ML: In the first book, The Gentleman’s Guide to Vice and Virtue, Felicity is the member of our trio of leading characters who always has things under control. When Monty and Percy are falling apart and busy having feelings, Felicity is the one who handles everything and never loses her cool. So the idea of writing about her as a main character and getting to expose a few of her cracks and flaws and the turmoil under that veneer, not to mention what happens when she’s not as in charge as she wants to be, was so appealing to me. What surprised me was how much she and I ended up having in common. Monty and I are very similar, so I assumed, since he and Felicity are so different, there would be less of me in this book. It was so surprising and delightful to see what pieces of me shone through in Felicity. I learn something about myself with every book I write.
RM: The Lady’s Guide to Petticoats and Piracy is the sequel to The Gentlemen’s Guide to Vice and Virtue. Did you plan that out beforehand? How did the novel evolve for you over the time you wrote it?
ML: I didn’t think Gentleman’s Guide would take off the way it did, let alone have enough of a readership to warrant a sequel, so I had no plans to write it. But since I had readers who seemed to love this world and these characters as much as I do, it felt like a natural next step to take. When I originally started plotting a second book (at the urging of my editor), I intended to make it another Monty-narrated book. But he and Percy already got their happy ending and I didn’t want to mess with that. So instead, I looked to Felicity, and her story sort of unfurled.
RM: The novel traverses 18th-century Europe. What sort of research did you do for the setting?
ML: So much! I initially became interested in the 18th century grand tour in college, so I’ve been reading on and off about it for years. When I started working on the book, I read other historical fiction set in the time period, primary sources like journals and letters and travel logs from 18th century tourists, nonfiction books about the time period…and then started writing and still found myself wildly unprepared. I spend so much time researching while I’m writing because you never know what strange, small details about things like 18th century socks and soap and banking you’re going to need until you get there. My biggest advice for writing historical fiction is always start before you’re ready—research can so easily become a procrastination technique. I also spent a year traveling Europe—long before I knew this book would someday exist, but I visited all the same places Monty and Percy and Felicity go in the first book, and many Felicity visits in the second. Traveling is always the best research.
RM: Did you always want to be a writer?
ML: Not necessarily, but I always wanted to be a storyteller. I initially planned to become an academic and earn a PhD in history, but once I got to university, I quickly realized that my writing was not suited to academia—nor were the stories I wanted to be telling.
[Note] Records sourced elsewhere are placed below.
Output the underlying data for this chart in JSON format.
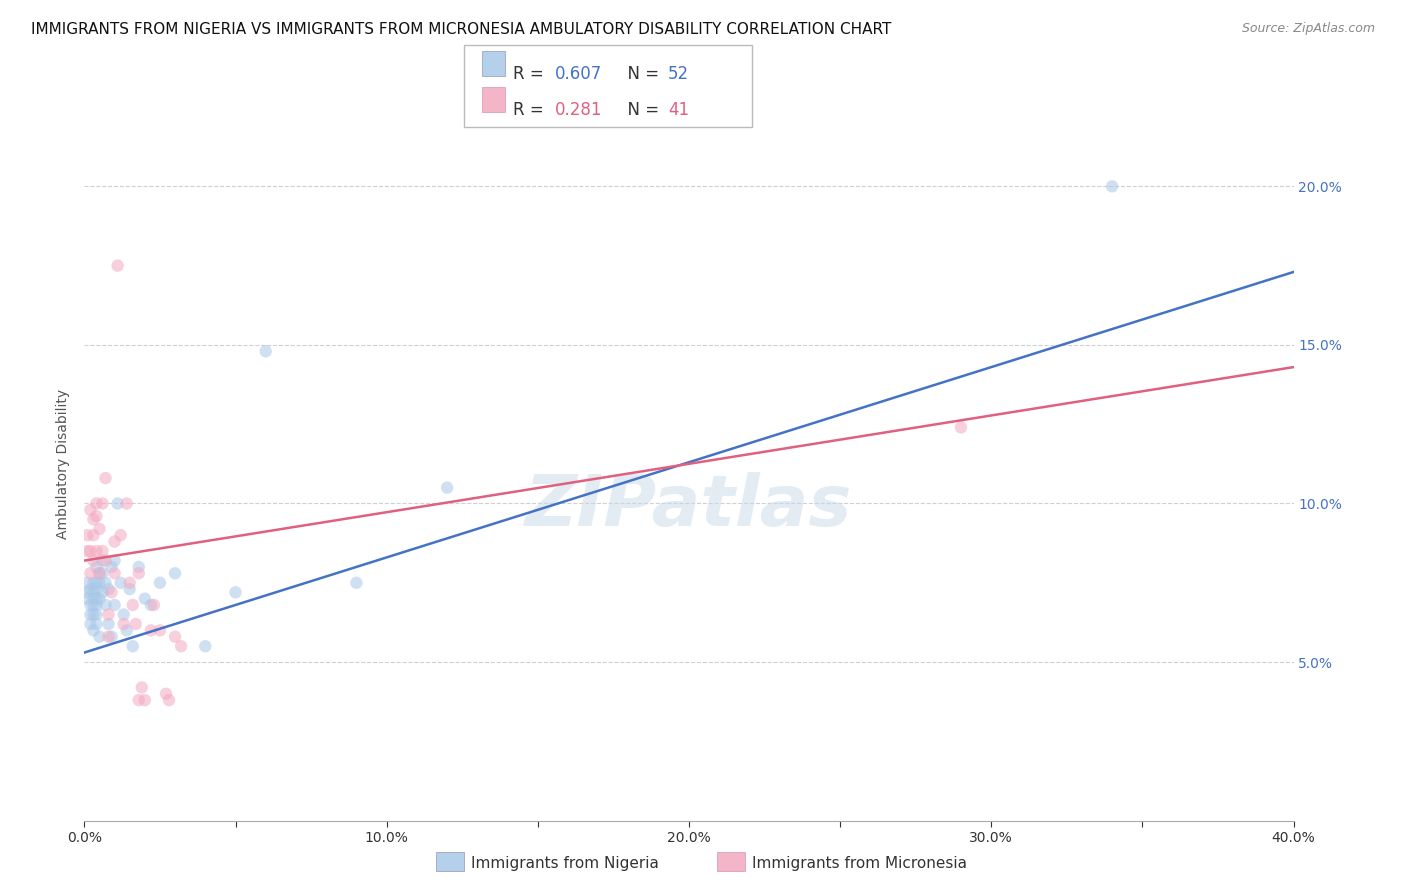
{
  "title": "IMMIGRANTS FROM NIGERIA VS IMMIGRANTS FROM MICRONESIA AMBULATORY DISABILITY CORRELATION CHART",
  "source": "Source: ZipAtlas.com",
  "ylabel": "Ambulatory Disability",
  "xlim": [
    0.0,
    0.4
  ],
  "ylim": [
    0.0,
    0.225
  ],
  "xticks": [
    0.0,
    0.05,
    0.1,
    0.15,
    0.2,
    0.25,
    0.3,
    0.35,
    0.4
  ],
  "yticks": [
    0.05,
    0.1,
    0.15,
    0.2
  ],
  "xtick_labels": [
    "0.0%",
    "",
    "10.0%",
    "",
    "20.0%",
    "",
    "30.0%",
    "",
    "40.0%"
  ],
  "ytick_labels": [
    "5.0%",
    "10.0%",
    "15.0%",
    "20.0%"
  ],
  "blue_color": "#a8c8e8",
  "pink_color": "#f4a8c0",
  "blue_line_color": "#4472c4",
  "pink_line_color": "#e06080",
  "legend_blue_R": "0.607",
  "legend_blue_N": "52",
  "legend_pink_R": "0.281",
  "legend_pink_N": "41",
  "watermark": "ZIPatlas",
  "nigeria_x": [
    0.001,
    0.001,
    0.001,
    0.002,
    0.002,
    0.002,
    0.002,
    0.003,
    0.003,
    0.003,
    0.003,
    0.003,
    0.003,
    0.004,
    0.004,
    0.004,
    0.004,
    0.004,
    0.004,
    0.004,
    0.005,
    0.005,
    0.005,
    0.005,
    0.006,
    0.006,
    0.006,
    0.007,
    0.007,
    0.008,
    0.008,
    0.009,
    0.009,
    0.01,
    0.01,
    0.011,
    0.012,
    0.013,
    0.014,
    0.015,
    0.016,
    0.018,
    0.02,
    0.022,
    0.025,
    0.03,
    0.04,
    0.05,
    0.06,
    0.09,
    0.12,
    0.34
  ],
  "nigeria_y": [
    0.075,
    0.072,
    0.07,
    0.073,
    0.068,
    0.065,
    0.062,
    0.075,
    0.072,
    0.07,
    0.068,
    0.065,
    0.06,
    0.08,
    0.075,
    0.073,
    0.07,
    0.068,
    0.065,
    0.062,
    0.078,
    0.075,
    0.07,
    0.058,
    0.082,
    0.078,
    0.072,
    0.075,
    0.068,
    0.073,
    0.062,
    0.08,
    0.058,
    0.082,
    0.068,
    0.1,
    0.075,
    0.065,
    0.06,
    0.073,
    0.055,
    0.08,
    0.07,
    0.068,
    0.075,
    0.078,
    0.055,
    0.072,
    0.148,
    0.075,
    0.105,
    0.2
  ],
  "micronesia_x": [
    0.001,
    0.001,
    0.002,
    0.002,
    0.002,
    0.003,
    0.003,
    0.003,
    0.004,
    0.004,
    0.004,
    0.005,
    0.005,
    0.006,
    0.006,
    0.007,
    0.007,
    0.008,
    0.008,
    0.009,
    0.01,
    0.01,
    0.011,
    0.012,
    0.013,
    0.014,
    0.015,
    0.016,
    0.017,
    0.018,
    0.018,
    0.019,
    0.02,
    0.022,
    0.023,
    0.025,
    0.027,
    0.028,
    0.03,
    0.032,
    0.29
  ],
  "micronesia_y": [
    0.09,
    0.085,
    0.098,
    0.085,
    0.078,
    0.095,
    0.09,
    0.082,
    0.1,
    0.096,
    0.085,
    0.092,
    0.078,
    0.1,
    0.085,
    0.108,
    0.082,
    0.065,
    0.058,
    0.072,
    0.088,
    0.078,
    0.175,
    0.09,
    0.062,
    0.1,
    0.075,
    0.068,
    0.062,
    0.078,
    0.038,
    0.042,
    0.038,
    0.06,
    0.068,
    0.06,
    0.04,
    0.038,
    0.058,
    0.055,
    0.124
  ],
  "blue_trend_x0": 0.0,
  "blue_trend_y0": 0.053,
  "blue_trend_x1": 0.4,
  "blue_trend_y1": 0.173,
  "pink_trend_x0": 0.0,
  "pink_trend_y0": 0.082,
  "pink_trend_x1": 0.4,
  "pink_trend_y1": 0.143,
  "background_color": "#ffffff",
  "grid_color": "#d0d0d0",
  "title_fontsize": 11,
  "label_fontsize": 10,
  "tick_fontsize": 10,
  "marker_size": 80,
  "marker_alpha": 0.55,
  "line_width": 1.8
}
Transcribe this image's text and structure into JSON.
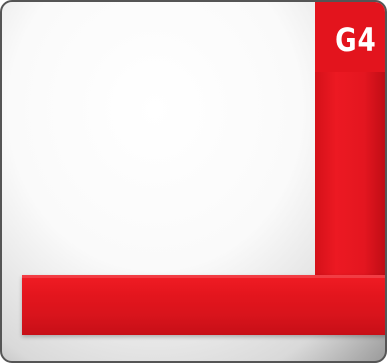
{
  "badge": {
    "label": "G4",
    "color": "#e3141d",
    "text_color": "#ffffff"
  },
  "colors": {
    "accent_red": "#e3141d",
    "border": "#555555",
    "panel_background": "#ffffff"
  }
}
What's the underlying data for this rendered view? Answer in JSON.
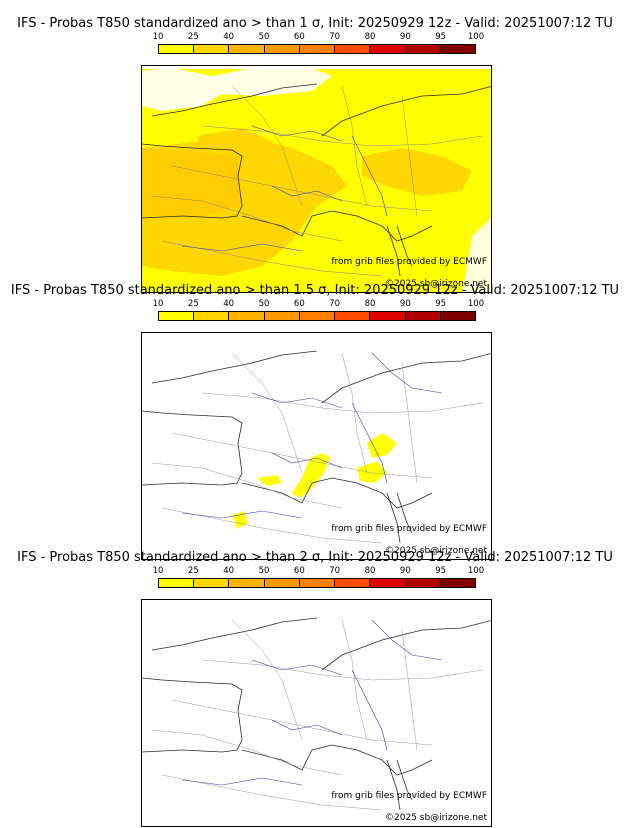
{
  "colorbar": {
    "ticks": [
      "10",
      "25",
      "40",
      "50",
      "60",
      "70",
      "80",
      "90",
      "95",
      "100"
    ],
    "colors": [
      "#ffff00",
      "#ffd700",
      "#ffb300",
      "#ff9900",
      "#ff7f00",
      "#ff4c00",
      "#e00000",
      "#b00000",
      "#800000"
    ]
  },
  "panels": [
    {
      "title": "IFS - Probas T850  standardized ano > than 1 σ, Init: 20250929 12z - Valid: 20251007:12 TU",
      "source_note": "from grib files provided by ECMWF",
      "copyright": "©2025 sb@irizone.net"
    },
    {
      "title": "IFS - Probas T850  standardized ano > than 1.5 σ, Init: 20250929 12z - Valid: 20251007:12 TU",
      "source_note": "from grib files provided by ECMWF",
      "copyright": "©2025 sb@irizone.net"
    },
    {
      "title": "IFS - Probas T850  standardized ano > than 2 σ, Init: 20250929 12z - Valid: 20251007:12 TU",
      "source_note": "from grib files provided by ECMWF",
      "copyright": "©2025 sb@irizone.net"
    }
  ]
}
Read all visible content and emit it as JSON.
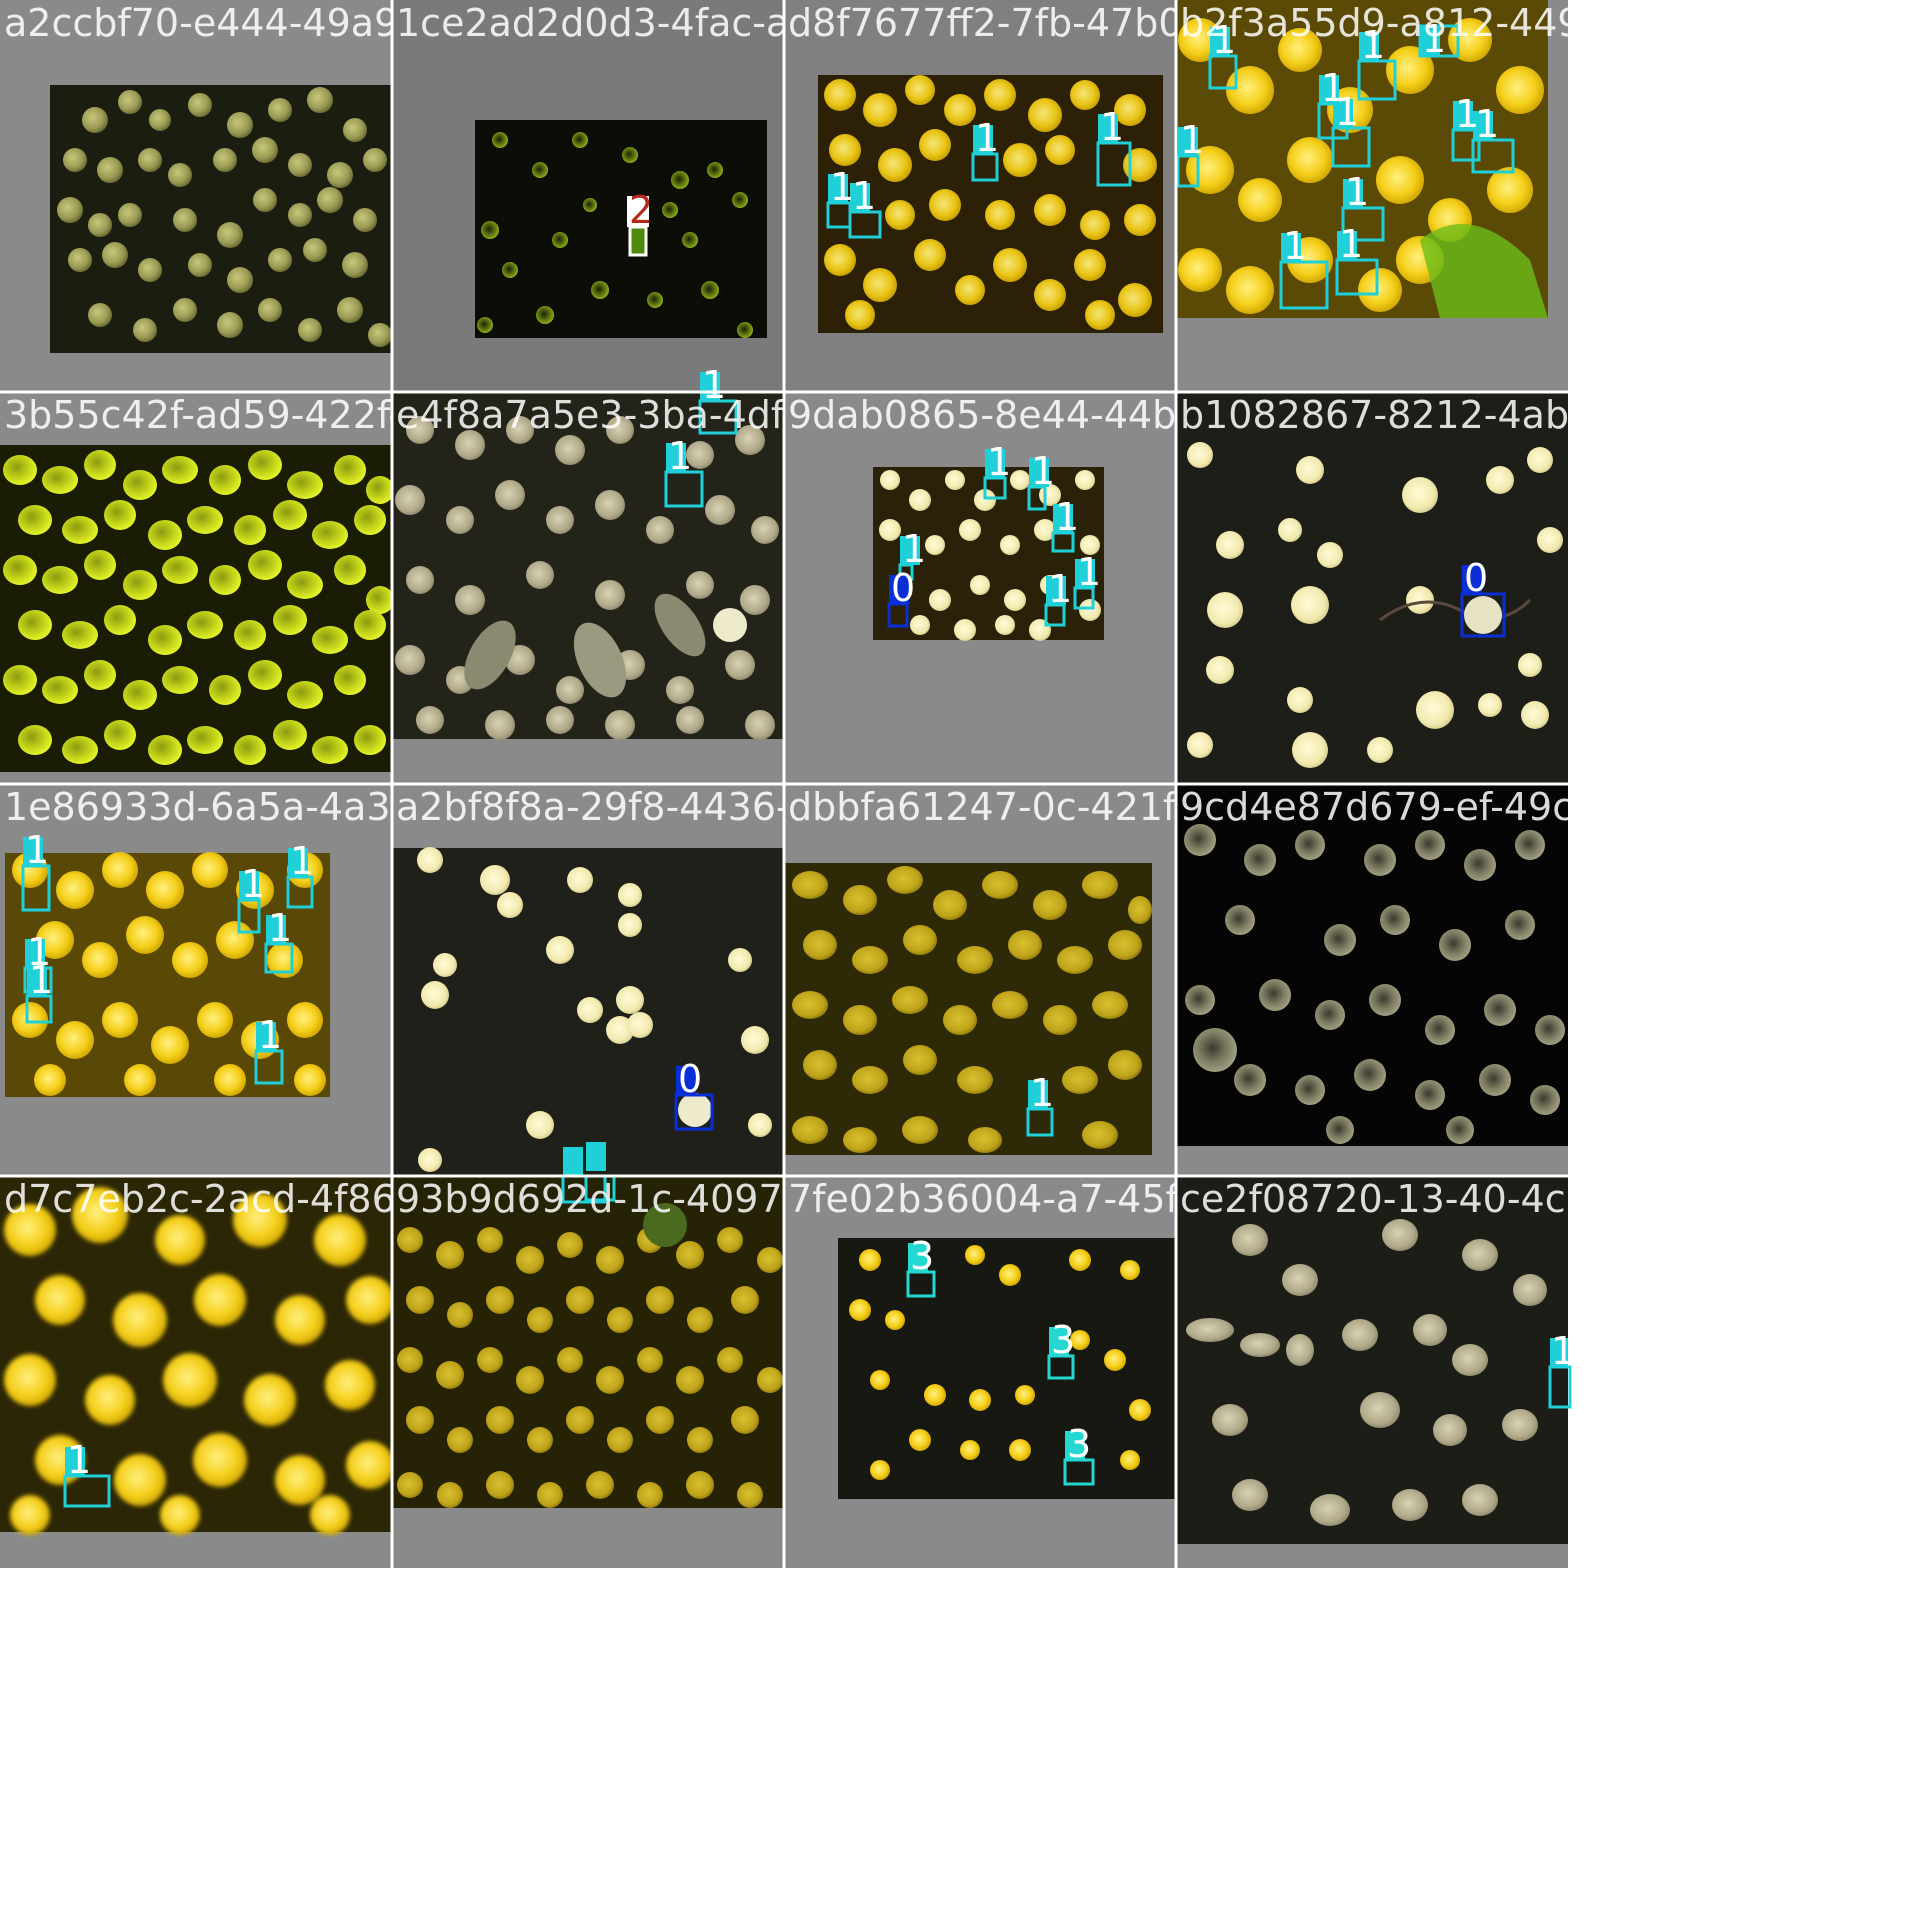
{
  "label_colors": {
    "0": "#0a2fd6",
    "1": "#1fd0d8",
    "2": "#ffffff",
    "3": "#22d8d0"
  },
  "label_text_colors": {
    "0": "#ffffff",
    "1": "#ffffff",
    "2": "#b12a1a",
    "3": "#ffffff"
  },
  "tiles": [
    {
      "filename": "a2ccbf70-e444-49a9-8b7e-9797f2457278.png",
      "style": "green-disc",
      "box_labels": []
    },
    {
      "filename": "1ce2ad2d0d3-4fac-ac6e-1d87f6a72c7ab.png",
      "style": "dark-sparse",
      "box_labels": [
        "2"
      ]
    },
    {
      "filename": "d8f7677ff2-7fb-47b0-bbe7-ab7292057.png",
      "style": "bright",
      "box_labels": [
        "1",
        "1",
        "1",
        "1"
      ]
    },
    {
      "filename": "b2f3a55d9-a812-4496-b2dd-7.png",
      "style": "bright-green",
      "box_labels": [
        "1",
        "1",
        "1",
        "1",
        "1",
        "1",
        "1",
        "1",
        "1",
        "1",
        "1"
      ]
    },
    {
      "filename": "3b55c42f-ad59-422f-ba99-4f44827c8523.png",
      "style": "lime-dense",
      "box_labels": []
    },
    {
      "filename": "e4f8a7a5e3-3ba-4df1-8912-95d5b7065584.png",
      "style": "grey-crenated",
      "box_labels": [
        "1",
        "1"
      ]
    },
    {
      "filename": "9dab0865-8e44-44b8-aa43-6608288917.png",
      "style": "bright-small",
      "box_labels": [
        "1",
        "1",
        "1",
        "1",
        "1",
        "1",
        "0"
      ]
    },
    {
      "filename": "b1082867-8212-4ab1-843e-6.png",
      "style": "dark-white",
      "box_labels": [
        "0"
      ]
    },
    {
      "filename": "1e86933d-6a5a-4a3c-a0f2-ca226876872.png",
      "style": "bright-yellow",
      "box_labels": [
        "1",
        "1",
        "1",
        "1",
        "1",
        "1",
        "1"
      ]
    },
    {
      "filename": "a2bf8f8a-29f8-4436-b1ef-9dbbfa61247.png",
      "style": "dark-white",
      "box_labels": [
        "0",
        "1",
        "1"
      ]
    },
    {
      "filename": "dbbfa61247-0c-421f-a1c7-f69249fb67.png",
      "style": "olive-dense",
      "box_labels": [
        "1"
      ]
    },
    {
      "filename": "9cd4e87d679-ef-49c2-a52b-9.png",
      "style": "dark-grey",
      "box_labels": []
    },
    {
      "filename": "d7c7eb2c-2acd-4f86-8a5a-093b9d692d.png",
      "style": "bright-blur",
      "box_labels": [
        "1"
      ]
    },
    {
      "filename": "93b9d692d-1c-4097-a98b-7fe02b36004.png",
      "style": "olive-crenated",
      "box_labels": []
    },
    {
      "filename": "7fe02b36004-a7-45fb-bb40-3ce2f08720.png",
      "style": "yellow-dark",
      "box_labels": [
        "3",
        "3",
        "3"
      ]
    },
    {
      "filename": "ce2f08720-13-40-4c5f-9667-c.png",
      "style": "grey-large",
      "box_labels": [
        "1"
      ]
    }
  ]
}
I love the way historical fiction gives individuality to large historical events and looks at them through a smaller, more intimate lens. It has always made history feel more real and relatable to me. Historical fiction was the way I first discovered my love of history, so it’s kind of surprising I didn’t realize I wanted to write it sooner!
RM: You are also a bookseller. How has being on that side of the book business informed your writing?
ML: Publishing is a tough business. You can often feel like there are so many books, yours is lost in all the noise. When I’m on the floor with customers, it’s always a good reminder that readers don’t care about things like marketing campaigns and foreign sales and royalties and all those nuts and bolts that make authors feel inadequate. They just want great books. Getting to talk to people about the books they love always reminds me how important stories are. Bookselling has been a critical part of keeping my head on straight and remembering why I do what I do when I’m frustrated with the business side of the publishing industry.
RM: What do you have on your bookshelf or audiobook queue now? Do you have any recommendations of recent books?
ML: I do so much of my reading via audiobooks—I have since I was a kid. It’s my favorite way to consume books. Right now, I just finished listening to Bad Blood which was a MIND BLOWING true story, and I just got Station Eleven queued up, because I’m super late to that party.